Vamos à questão de milhões de euros. Afinal, na história da empresa familiar, Luís Montenegro é inocente ou culpado? Eis a resposta em quatro pontos.

Primeiro: O que é conflito de interesses? É a colisão entre o dever público e os interesses privados de um governante, que podem influenciá-lo no desempenho das suas funções. Basta ser provável, lê-se no manual da OCDE. O próprio código de conduta deste executivo considera que existe  "quando os membros do governo se encontrem numa situação em virtude da qual se possa, com razoabilidade, duvidar seriamente da imparcialidade da sua conduta ou decisão" e, sendo "atual ou potencial, deve tomar imediatamente as medidas necessárias para evitar, sanar".

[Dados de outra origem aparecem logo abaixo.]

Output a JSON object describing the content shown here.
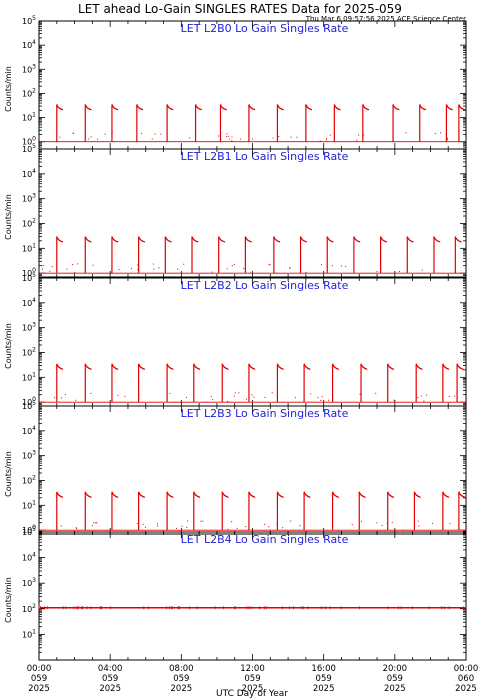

Segundo: Há conflito de interesses na empresa do PM? A questão não é tanto a imobiliária. O maior problema é a empresa ser uma consultora, cuja atuação é praticamente ilimitada e que potencia o acesso ao primeiro-ministro. É impossível escrutinar os negócios e as ligações desta sociedade. Uma consultora dá para fazer tudo e mais um par de botas para os clientes, aos preços que se quiser. Por exemplo, um privado com interesses na esfera pública (porque quer um licenciamento ou uma adjudicação ) pode contratar a empresa da família do primeiro-ministro, na prática, subornando-o. E, assim, nem será possível saber sequer se o serviço foi prestado porque há confidencialidade que protege o contrato e legaliza o tráfico de influências.

Terceiro: Então, Montenegro está ilegal? Não está. Portugal deixa estas situações ao livre arbítrio. O debate entre Ventura (que também não revelou os seus clientes quando  acumulava o cargo de deputado com o de consultor da Finparter) e Montenegro foi outra oportunidade perdida para, finalmente, se discutir a ética e a integridade públicas. Uma coisa é certa: se, em Portugal, o crime de abuso de informação privilegiada (insider trading) é previsto e punido pelo artigo 378.º do  Código dos Valores Mobiliários para as sociedades cotadas em bolsa, porque é que não se considera o mesmo na gestão da coisa pública?!

Os nórdicos não admitem que os seus primeiros-ministros tenham consultoras ativas e em muitos países existem várias soluções. Por exemplo, a entrega das empresas a fundos cegos (blind trust), em que os seus beneficiários não têm conhecimento do tutor, nem direito de intervir na sua gestão.

Quarto: Então, o que deveria o PM fazer? Poderia restringir o objeto da empresa, eliminado a consultoria e o imobiliário. Melhor ainda seria extinguir a empresa, simplesmente. Enquanto estiver aberta, é um foco de potenciais conflitos. Entretanto, Montenegro deveria, como primeiro-ministro, instituir as melhores práticas referidas em Portugal.

Ah, mas nesse caso Hugo Soares ou Aguiar Branco também teriam problemas? E as dezenas de advogados que são deputados? Quantos conflitos de interesses não moram aí? Em Jamila Madeira ou Pedro Nuno Santos? Sim, teriam e deveriam ter problemas, porque são estes todos somados (e mais alguns) que explicam porque é que em Portugal se evaporam milhões em bancos, borlas fiscais e boys.

Pois é. Só saberemos a capacidade de os eleitos defenderem o interesse público se escrutinarmos as suas ligações privadas. Simples.